DNA is split into different genes. The genes are little sections of the DNA that each code for a particular protein. The process of using the code found in genes to make useful proteins is known as gene expression. However, between these crucial genes are HUGE sections of bases that do not code for proteins and are sometimes useless. Other times, they are regulatory sections, which we will explore more later.
"If the genome is thought of as a recipe, then genes code for the ingredients, and the switches contain the instructions about when and where to add each ingredient. If 2 percent of the genome is made up of genes that make proteins, then part of that other 98 percent contains the information that tells genes when and where to be active." (Some Assembly Required: Decoding Four Billion Years of Life, from Ancient Fossils to DNA by Neil Shubin)
Gene expression is the process by which DNA is actually made useful. Up until now, we have known that DNA is crucial to life, but we have not explored in what way. Gene expression is when the instructions held within DNA are used to actually do something, to create something. Those genes, those instructions, are going to be expressed and made real.

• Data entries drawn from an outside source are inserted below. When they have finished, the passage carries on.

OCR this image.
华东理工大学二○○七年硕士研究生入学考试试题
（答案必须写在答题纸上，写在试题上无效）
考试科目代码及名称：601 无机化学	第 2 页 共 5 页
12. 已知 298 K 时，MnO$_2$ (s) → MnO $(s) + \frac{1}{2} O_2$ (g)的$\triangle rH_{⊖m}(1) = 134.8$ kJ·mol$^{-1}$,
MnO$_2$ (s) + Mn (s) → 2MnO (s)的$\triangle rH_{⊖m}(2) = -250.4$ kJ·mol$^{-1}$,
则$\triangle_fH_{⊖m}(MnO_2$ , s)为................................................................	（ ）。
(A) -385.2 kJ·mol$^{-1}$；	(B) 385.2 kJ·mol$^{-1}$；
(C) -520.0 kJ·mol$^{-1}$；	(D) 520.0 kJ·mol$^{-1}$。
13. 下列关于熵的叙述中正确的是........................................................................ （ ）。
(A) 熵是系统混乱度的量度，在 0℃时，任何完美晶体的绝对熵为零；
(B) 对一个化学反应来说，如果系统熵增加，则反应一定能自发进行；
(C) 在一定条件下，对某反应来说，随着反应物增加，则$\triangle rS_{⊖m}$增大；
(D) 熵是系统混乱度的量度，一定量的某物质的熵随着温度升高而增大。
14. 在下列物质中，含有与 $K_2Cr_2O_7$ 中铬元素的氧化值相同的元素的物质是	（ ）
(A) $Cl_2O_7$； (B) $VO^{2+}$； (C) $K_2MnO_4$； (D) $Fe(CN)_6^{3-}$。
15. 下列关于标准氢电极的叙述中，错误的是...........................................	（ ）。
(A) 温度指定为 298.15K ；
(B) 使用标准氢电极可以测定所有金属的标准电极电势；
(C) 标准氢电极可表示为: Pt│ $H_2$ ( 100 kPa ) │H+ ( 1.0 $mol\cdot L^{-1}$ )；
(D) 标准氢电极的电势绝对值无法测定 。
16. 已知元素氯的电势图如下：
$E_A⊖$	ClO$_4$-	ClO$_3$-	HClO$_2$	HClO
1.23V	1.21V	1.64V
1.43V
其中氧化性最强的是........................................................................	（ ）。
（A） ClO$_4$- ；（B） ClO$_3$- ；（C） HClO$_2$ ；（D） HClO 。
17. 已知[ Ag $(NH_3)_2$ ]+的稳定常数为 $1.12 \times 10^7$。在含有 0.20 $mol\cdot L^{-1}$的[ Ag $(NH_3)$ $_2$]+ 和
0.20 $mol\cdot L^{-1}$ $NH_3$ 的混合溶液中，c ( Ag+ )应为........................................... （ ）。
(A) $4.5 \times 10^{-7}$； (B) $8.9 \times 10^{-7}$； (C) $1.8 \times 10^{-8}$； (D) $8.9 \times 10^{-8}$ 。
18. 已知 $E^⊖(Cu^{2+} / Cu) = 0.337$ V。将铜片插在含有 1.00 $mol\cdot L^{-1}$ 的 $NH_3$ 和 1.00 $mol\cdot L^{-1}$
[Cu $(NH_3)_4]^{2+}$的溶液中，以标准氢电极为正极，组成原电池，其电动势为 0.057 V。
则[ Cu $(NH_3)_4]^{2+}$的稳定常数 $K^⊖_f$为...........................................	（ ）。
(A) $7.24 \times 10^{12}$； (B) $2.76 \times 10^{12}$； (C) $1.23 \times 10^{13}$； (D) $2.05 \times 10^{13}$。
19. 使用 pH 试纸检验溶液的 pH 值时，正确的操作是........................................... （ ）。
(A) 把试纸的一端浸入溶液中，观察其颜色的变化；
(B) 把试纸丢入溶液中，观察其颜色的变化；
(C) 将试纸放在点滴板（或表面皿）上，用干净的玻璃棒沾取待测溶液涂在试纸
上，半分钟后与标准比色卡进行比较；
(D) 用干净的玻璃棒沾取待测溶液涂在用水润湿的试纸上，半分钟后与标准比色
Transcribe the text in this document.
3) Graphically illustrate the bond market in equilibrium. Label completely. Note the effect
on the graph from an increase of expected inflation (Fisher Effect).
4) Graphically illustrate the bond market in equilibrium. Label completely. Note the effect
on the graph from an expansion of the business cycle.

This process of gene expression is known as the central dogma of biology. Basically, this process is how every living thing becomes more than just a recipe (DNA). A recipe book is useless if you don't actually cook anything. Thus, DNA is the recipe to the phenotype that makes you you. The central dogma can be simplified with three simple words and two arrows:
DNA --> RNA --> Proteins
Now in reality, of course, there are vocabulary terms and processes to understand within those arrows. The first arrow, which takes the instructions from DNA and transfers it into the form of RNA is the process known as transcription. The second arrow, which takes the instructions from RNA and transforms it into useful proteins, is known as translation. The above diagram also includes replication just so that you do not forget that DNA must be copied throughout a cell's life cycle!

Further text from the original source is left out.